"Kamu ngalah dulu ya, Dek," Kamal memohon pada Sinta.
Sinta mengiyakan dengan anggukan kepala.
Beberapa menit kemudian, hanya dengan berbalut handuk, Anis keluar dari kamar mandi. Dia yang berbalut handuk, namun Sinta yang merasa malu. Mereka berdua memang selalu membuat Sinta cemburu. Entah mereka melakukannya dengan sengaja atau tidak, sadar atau tanpa sadar. Yang jelas, Sinta selalu berusaha menjaga hati Anis agar tidak cemburu kepadanya.
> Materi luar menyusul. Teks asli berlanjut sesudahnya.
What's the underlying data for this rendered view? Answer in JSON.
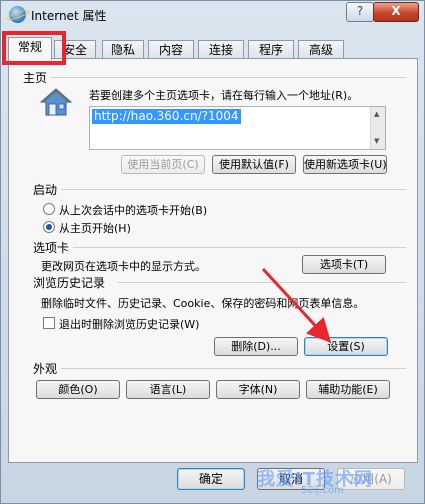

Misalnya ketika dulu Kamal berlutut di hadapan Sinta, memohon agar dia tidak meminta cerai kepadanya di depan Anis, Sinta langsung menyuruh suaminya itu untuk berdiri karena risih, khawatir Anis cemburu kepadanya.
Bak Ratu Sejagad, Anis dihampiri oleh dua orang dewasa yang menghujaninya dengan permintaan maaf.
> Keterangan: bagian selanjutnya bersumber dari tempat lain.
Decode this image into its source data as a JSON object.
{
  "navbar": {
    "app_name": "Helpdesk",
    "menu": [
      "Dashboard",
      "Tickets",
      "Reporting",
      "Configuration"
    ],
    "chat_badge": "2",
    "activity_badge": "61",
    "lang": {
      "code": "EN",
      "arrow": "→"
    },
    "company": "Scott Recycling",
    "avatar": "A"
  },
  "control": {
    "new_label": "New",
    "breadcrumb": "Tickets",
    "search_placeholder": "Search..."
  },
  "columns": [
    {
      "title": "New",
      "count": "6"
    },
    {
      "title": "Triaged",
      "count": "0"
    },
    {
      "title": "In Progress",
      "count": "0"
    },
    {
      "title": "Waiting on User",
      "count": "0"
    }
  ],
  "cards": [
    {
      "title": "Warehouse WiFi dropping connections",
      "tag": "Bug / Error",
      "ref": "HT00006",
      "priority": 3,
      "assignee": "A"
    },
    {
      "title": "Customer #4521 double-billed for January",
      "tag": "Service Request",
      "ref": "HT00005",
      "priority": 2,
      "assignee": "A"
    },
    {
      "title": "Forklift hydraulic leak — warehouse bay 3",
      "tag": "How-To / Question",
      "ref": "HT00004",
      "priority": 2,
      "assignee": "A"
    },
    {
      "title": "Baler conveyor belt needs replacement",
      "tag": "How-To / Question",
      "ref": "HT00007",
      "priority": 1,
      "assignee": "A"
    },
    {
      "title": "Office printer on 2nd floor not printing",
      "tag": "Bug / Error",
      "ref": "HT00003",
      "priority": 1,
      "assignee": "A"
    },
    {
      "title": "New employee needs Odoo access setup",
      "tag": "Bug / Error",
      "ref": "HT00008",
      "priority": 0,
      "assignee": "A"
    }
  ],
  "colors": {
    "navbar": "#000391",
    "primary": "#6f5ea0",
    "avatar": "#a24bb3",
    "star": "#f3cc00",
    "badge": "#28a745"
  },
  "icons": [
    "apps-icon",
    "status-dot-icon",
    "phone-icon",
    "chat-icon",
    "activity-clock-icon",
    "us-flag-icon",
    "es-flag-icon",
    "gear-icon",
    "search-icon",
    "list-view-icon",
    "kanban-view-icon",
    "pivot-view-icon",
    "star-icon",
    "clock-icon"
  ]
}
"Aku mau shalat dulu," respon Anis datar, sedatar wajahnya.
"Bareng, Nis, aku juga belum shalat," pinta Sinta.
Mereka berdua lalu shalat berjama'ah, sedang Kamal memperhatikan mereka dari depan, dan memotretnya.
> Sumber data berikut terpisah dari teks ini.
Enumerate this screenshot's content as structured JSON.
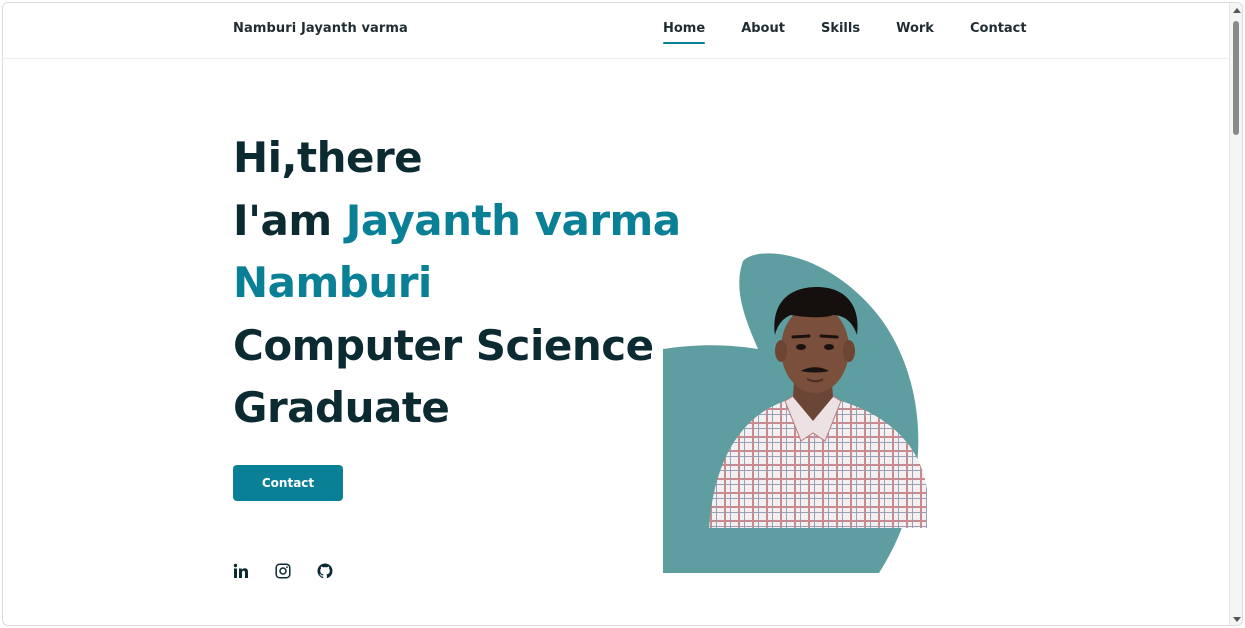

Setelah salam, dua orang yang tak berputus asa itu terus merajuk Anis demi meminta maaf untuk hal yang menurut Sinta bukan kesalahan.
"Kalian mau ninggalin aku kemarin kan, makanya pulang dengan ngambil semua barang-barang? Aku baik sama kamu, Sinta, tapi kamu malah bilang aku 'fake' lah, pura-pura lah. Padahal aku tulus ngelakuinnya," akhirnya rasa kesal di hatinya, dia keluarkan.
"Iya, Nis, aku minta maaf ya," respon Sinta seadanya, tak mau berlama-lama.
'Asal kamu tahu saja, Anis, aku sudah lelah menangis. Bukan menangisimu, tapi menangisi diriku sendiri!'
"Nanti juga ujung-ujungnya kalian bakal ninggalin aku," ujar Anis meramal. Haha.
"Enggak, Nis. Tadi Sinta udah janji gak akan minta cerai lagi kok," jawab Kamal tersenyum. Kali ini dia berlutut di hadapan Anis. "Iya kan, Dek?"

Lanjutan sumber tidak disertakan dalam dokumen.